Affiliation Fudan University
Date January 30, 2026 (Friday)
Time 4:00 p.m.
Venue Room 522, 5/F, Chong Yuet Ming Physics Building, The University of Hong Kong

Abstract

Quantum materials, characterized by novel quantum effects, serve as a critical physical foundation for disruptive next-generation technologies such as information technology, quantum computing, and clean energy. However, their complex physical mechanisms pose significant challenges to traditional research methods, rendering material discovery and design time-consuming and costly. To address these challenges, we have developed a suite of AI-empowered methods for quantum materials research. We independently developed the Property Analysis and Simulation Package for materials (PASP), which integrates diverse techniques including the four-state method, effective Hamiltonian methods, Monte Carlo simulations, molecular dynamics (including spin-lattice dynamics), SpinGNN (a neural potential function for magnetic systems), and DREAM (a neural network potential for dielectric systems). Notably, we pioneered a universal foundation model (Uni-HamGNN) for predicting material electronic structures. This model incorporates E(3) equivariant symmetry and was trained on massive first-principles data, achieving the first accurate prediction of electronic Hamiltonians for complex systems across the entire periodic table. Recently, through effective Hamiltonian decomposition, this universal model has also achieved precise modeling of spin-orbit coupling effects. Building on this foundation, we established the world's first large-scale, AI-based electronic structure database and open online prediction platform (sci-ai.cn), paving the way for the rapid discovery of new materials.

 

Leveraging these theoretical methods and software tools, we have made significant advances in frontier quantum materials research. In two-dimensional magnetic materials, we revealed the existence of novel strong Kitaev interactions and high-order magnetic interactions.

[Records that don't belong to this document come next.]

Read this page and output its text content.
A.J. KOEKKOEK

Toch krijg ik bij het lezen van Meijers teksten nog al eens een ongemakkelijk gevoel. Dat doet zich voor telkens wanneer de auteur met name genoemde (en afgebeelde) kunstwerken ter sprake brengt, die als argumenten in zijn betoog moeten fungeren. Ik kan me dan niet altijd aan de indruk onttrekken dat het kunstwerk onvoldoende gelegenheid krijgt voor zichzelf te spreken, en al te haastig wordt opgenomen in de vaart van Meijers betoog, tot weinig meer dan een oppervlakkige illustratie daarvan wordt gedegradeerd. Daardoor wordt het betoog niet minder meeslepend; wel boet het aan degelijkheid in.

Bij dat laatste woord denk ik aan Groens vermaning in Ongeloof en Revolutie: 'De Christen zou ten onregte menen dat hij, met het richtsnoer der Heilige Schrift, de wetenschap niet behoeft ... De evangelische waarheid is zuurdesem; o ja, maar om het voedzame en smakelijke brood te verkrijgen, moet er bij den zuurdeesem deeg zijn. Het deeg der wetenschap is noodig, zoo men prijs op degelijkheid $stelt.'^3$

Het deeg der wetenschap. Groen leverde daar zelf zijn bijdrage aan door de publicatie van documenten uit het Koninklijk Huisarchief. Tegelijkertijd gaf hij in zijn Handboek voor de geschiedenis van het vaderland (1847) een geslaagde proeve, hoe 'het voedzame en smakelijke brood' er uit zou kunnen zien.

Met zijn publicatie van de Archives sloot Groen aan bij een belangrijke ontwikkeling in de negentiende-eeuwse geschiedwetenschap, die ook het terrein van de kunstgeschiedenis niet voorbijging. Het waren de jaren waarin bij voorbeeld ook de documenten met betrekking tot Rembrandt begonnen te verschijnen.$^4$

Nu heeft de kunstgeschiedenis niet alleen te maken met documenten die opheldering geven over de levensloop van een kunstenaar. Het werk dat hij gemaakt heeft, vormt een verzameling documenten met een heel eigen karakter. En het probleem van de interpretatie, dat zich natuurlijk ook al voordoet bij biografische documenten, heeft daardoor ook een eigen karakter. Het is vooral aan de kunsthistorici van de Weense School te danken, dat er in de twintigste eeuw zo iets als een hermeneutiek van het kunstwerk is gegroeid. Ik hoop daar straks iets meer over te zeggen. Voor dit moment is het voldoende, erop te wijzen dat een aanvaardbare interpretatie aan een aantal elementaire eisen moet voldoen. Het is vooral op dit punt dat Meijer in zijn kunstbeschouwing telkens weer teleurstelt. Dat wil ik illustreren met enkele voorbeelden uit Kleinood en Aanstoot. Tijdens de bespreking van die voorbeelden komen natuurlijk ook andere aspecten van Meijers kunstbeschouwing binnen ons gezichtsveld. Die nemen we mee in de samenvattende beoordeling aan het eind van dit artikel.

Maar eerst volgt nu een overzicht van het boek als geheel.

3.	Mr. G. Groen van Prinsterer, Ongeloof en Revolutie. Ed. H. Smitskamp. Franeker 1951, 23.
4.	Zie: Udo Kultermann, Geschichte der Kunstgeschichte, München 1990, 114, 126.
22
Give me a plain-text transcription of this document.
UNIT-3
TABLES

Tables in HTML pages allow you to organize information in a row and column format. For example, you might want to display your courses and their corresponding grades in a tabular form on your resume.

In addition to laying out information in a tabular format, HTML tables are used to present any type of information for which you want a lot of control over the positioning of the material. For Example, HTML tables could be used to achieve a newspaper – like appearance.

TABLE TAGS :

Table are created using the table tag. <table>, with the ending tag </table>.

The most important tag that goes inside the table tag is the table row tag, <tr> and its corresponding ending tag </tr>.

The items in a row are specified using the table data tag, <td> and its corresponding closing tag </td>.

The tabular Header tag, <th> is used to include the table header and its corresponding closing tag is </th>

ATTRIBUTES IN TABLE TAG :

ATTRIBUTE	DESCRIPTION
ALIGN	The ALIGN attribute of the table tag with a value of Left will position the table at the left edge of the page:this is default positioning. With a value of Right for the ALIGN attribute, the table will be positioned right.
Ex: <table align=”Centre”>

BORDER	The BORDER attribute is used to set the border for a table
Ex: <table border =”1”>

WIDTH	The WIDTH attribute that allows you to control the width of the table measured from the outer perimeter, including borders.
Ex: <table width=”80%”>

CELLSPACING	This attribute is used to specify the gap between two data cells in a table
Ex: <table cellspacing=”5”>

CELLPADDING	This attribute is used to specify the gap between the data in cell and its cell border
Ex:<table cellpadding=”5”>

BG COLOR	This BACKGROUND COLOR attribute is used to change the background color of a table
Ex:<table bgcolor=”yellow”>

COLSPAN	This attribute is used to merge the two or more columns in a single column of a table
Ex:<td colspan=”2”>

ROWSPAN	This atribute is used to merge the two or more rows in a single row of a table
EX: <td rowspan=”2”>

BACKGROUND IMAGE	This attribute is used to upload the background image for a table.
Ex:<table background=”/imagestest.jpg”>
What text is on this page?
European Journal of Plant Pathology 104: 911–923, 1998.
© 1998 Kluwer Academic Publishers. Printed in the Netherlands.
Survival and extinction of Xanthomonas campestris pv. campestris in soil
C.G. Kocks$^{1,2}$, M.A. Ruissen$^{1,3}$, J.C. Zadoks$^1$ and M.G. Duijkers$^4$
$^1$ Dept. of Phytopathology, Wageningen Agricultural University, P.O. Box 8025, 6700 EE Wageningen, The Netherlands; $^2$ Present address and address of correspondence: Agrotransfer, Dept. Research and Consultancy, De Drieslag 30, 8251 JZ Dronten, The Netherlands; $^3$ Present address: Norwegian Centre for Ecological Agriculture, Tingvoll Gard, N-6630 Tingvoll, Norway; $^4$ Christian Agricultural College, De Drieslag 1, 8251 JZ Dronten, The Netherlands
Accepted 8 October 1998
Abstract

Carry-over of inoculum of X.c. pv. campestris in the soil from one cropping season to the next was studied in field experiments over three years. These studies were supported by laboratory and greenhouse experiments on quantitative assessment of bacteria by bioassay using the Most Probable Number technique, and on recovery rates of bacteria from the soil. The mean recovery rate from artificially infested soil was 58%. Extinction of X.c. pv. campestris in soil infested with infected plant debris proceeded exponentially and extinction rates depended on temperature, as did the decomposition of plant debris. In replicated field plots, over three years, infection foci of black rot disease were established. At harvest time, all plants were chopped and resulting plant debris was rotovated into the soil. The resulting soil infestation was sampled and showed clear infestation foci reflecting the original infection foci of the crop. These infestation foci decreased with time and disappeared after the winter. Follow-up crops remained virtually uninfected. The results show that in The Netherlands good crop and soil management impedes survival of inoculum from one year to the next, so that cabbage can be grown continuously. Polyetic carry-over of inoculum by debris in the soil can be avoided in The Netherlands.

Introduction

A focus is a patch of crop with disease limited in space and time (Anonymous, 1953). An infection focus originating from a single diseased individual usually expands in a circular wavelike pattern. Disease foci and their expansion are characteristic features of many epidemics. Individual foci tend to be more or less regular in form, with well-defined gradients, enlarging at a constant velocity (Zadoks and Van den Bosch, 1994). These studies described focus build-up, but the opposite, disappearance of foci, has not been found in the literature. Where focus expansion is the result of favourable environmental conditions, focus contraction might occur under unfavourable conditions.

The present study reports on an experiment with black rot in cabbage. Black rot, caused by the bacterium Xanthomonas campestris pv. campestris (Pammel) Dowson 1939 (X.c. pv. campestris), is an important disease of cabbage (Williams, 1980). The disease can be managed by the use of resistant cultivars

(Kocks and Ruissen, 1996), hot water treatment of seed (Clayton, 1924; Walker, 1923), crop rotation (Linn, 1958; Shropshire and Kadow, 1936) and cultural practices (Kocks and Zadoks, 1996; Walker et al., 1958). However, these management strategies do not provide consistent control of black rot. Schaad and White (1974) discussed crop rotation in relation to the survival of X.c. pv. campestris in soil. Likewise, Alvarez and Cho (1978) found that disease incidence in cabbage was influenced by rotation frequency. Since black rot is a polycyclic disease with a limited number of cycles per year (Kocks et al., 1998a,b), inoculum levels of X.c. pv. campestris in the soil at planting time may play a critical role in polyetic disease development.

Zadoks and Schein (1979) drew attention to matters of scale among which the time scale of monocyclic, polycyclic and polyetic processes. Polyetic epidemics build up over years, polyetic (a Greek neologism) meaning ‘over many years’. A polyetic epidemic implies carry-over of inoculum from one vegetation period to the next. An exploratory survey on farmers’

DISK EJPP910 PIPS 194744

In ferroelectrics, we proposed the concept of fractional quantum ferroelectricity (FQFE), extending ferroelectricity to non-polar crystals—a regime previously considered impossible—thereby breaking through traditional ferroelectric theory. Regarding multiferroics, we established a unified model for spin-order-induced ferroelectricity, clarifying long-standing controversies regarding its physical origin. Looking ahead, AI methods that deeply integrate data-driven approaches with physical principles are poised to become the core engine of quantum materials research, dramatically accelerating the discovery of new materials.

 

Anyone interested is welcome to attend.